InternVL-U: Democratizing Unified Multimodal Models for Understanding, Reasoning, Generation and Editing
Shanghai AI Laboratory, InternVL-U Team
Welcome to the official repository for InternVL-U project! If you find our work helpful, please give us a ⭐.
- [2026/03/06] 🔥InternVL-U technical report released.
- [2026/03/06] ✨Inference code and model checkpoint released.
- [2026/03/06] 🛠️ GenEditEvalKit released — a unified evaluation toolkit for multimodal image generation and editing models, designed to help developers efficiently manage inference and evaluation across numerous benchmarks for the unified multimodal model (UMM) and image generation and editing models. Check it out on [GitHub].
- [2026/03/06] 📝 TextEdit Benchmark released — a high-quality, multi-scenario benchmark for evaluating text editing capabilities in image generation models. Try it out and see how well your model performs on challenging text editing tasks~. Check it out on [GitHub].

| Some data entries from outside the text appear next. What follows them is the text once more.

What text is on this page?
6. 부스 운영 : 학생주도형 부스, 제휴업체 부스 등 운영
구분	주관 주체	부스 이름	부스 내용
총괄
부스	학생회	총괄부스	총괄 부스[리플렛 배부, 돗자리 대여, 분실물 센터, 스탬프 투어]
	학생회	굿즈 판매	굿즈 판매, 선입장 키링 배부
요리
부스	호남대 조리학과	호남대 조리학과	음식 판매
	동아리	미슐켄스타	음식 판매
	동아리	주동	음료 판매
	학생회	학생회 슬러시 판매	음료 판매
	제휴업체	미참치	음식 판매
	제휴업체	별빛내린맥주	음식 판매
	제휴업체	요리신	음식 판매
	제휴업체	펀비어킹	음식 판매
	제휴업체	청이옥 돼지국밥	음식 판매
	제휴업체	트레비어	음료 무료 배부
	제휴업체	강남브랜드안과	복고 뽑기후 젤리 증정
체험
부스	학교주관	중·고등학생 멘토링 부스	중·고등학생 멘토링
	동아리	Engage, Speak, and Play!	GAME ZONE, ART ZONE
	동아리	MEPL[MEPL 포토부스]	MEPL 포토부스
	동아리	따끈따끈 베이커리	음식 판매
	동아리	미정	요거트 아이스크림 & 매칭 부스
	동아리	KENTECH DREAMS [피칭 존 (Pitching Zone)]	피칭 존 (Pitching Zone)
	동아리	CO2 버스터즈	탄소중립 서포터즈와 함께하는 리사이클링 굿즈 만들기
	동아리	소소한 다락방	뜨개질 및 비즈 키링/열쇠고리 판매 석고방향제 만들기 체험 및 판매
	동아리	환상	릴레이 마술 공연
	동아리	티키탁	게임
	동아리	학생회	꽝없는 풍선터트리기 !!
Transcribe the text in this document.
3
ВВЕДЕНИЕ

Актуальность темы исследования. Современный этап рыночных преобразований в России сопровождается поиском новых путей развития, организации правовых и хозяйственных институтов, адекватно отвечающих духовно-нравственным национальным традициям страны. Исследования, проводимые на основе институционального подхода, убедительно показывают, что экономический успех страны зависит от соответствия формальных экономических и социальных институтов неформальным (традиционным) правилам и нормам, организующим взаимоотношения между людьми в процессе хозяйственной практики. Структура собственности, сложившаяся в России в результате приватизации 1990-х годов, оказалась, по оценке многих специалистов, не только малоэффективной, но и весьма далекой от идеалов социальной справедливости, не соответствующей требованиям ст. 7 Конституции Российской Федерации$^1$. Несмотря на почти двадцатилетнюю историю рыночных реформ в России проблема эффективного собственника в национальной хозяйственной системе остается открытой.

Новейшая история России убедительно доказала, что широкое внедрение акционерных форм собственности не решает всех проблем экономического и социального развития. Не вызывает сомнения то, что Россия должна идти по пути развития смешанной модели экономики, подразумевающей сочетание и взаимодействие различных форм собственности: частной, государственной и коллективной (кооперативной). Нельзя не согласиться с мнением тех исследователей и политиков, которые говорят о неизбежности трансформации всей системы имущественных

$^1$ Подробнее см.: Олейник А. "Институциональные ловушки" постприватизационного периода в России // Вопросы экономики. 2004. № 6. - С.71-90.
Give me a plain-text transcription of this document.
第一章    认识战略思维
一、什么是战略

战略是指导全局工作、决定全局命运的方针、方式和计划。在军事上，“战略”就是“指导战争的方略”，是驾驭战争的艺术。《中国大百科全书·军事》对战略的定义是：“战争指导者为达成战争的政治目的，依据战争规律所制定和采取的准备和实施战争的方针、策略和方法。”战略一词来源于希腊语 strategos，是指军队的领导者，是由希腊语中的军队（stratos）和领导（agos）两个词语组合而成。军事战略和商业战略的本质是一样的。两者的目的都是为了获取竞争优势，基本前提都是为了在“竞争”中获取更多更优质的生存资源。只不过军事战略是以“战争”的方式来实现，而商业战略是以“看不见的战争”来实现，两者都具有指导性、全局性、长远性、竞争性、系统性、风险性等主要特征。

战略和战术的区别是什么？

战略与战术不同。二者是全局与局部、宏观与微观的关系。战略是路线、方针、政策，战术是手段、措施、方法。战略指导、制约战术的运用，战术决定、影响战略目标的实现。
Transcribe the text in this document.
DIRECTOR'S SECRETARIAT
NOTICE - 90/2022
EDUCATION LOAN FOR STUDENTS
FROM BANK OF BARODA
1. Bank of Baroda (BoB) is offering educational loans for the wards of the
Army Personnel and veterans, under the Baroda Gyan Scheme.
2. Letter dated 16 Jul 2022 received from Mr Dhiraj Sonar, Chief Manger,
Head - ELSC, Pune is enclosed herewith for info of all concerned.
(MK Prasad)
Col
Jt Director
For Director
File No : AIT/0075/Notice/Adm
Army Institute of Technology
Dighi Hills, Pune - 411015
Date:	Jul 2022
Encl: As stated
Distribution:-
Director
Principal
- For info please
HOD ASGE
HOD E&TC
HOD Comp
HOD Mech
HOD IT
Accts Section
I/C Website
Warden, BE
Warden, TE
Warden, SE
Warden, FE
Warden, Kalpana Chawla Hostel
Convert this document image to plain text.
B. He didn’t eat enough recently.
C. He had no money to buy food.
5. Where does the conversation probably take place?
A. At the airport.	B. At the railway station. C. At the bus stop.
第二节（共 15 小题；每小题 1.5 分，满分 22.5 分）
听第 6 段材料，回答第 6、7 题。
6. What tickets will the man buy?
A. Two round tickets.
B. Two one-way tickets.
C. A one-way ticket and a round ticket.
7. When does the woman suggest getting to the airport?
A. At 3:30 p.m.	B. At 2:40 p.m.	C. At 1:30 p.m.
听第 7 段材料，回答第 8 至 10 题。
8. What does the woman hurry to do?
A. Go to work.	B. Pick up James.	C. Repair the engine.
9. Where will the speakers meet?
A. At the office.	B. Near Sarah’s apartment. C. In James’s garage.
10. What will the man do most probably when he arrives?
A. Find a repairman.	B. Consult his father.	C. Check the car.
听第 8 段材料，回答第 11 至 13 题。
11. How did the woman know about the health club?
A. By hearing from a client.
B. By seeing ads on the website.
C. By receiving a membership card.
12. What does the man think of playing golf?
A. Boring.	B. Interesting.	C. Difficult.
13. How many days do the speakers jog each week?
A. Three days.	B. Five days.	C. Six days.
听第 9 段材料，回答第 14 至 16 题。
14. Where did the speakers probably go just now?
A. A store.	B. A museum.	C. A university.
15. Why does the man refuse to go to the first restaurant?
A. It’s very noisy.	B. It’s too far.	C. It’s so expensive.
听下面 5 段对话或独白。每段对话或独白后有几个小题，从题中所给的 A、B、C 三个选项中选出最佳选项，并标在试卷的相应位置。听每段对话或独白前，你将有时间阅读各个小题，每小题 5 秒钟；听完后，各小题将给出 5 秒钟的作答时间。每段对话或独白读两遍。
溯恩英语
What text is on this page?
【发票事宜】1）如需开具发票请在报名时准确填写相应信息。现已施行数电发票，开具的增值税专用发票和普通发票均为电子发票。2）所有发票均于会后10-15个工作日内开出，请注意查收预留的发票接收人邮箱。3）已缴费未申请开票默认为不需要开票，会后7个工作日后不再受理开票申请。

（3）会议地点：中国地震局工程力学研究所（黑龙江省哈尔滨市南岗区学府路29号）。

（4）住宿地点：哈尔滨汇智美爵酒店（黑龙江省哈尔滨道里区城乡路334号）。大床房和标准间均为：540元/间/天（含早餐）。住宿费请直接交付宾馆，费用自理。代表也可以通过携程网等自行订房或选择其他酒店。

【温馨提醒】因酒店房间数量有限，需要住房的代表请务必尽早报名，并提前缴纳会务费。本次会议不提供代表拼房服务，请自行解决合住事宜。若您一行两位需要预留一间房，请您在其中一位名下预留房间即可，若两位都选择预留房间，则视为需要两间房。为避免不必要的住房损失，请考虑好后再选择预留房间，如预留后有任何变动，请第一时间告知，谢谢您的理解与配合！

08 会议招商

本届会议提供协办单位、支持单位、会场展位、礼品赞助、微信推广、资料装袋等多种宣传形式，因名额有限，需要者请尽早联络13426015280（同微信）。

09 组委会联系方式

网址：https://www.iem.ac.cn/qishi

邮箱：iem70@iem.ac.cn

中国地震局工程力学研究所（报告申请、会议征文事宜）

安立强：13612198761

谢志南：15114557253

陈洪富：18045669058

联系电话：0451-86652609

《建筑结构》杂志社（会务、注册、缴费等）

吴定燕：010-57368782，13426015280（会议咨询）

InternVL-U is a 4B-parameter unified multimodal model (UMM) that brings multimodal understanding, reasoning, image generation, image editing into a single framework, aiming to democratize omni-capable multimodal intelligence with an efficient and practical model size.
- Unified yet modular design: built on unified contextual modeling with modality-specific modularity and decoupled visual representations.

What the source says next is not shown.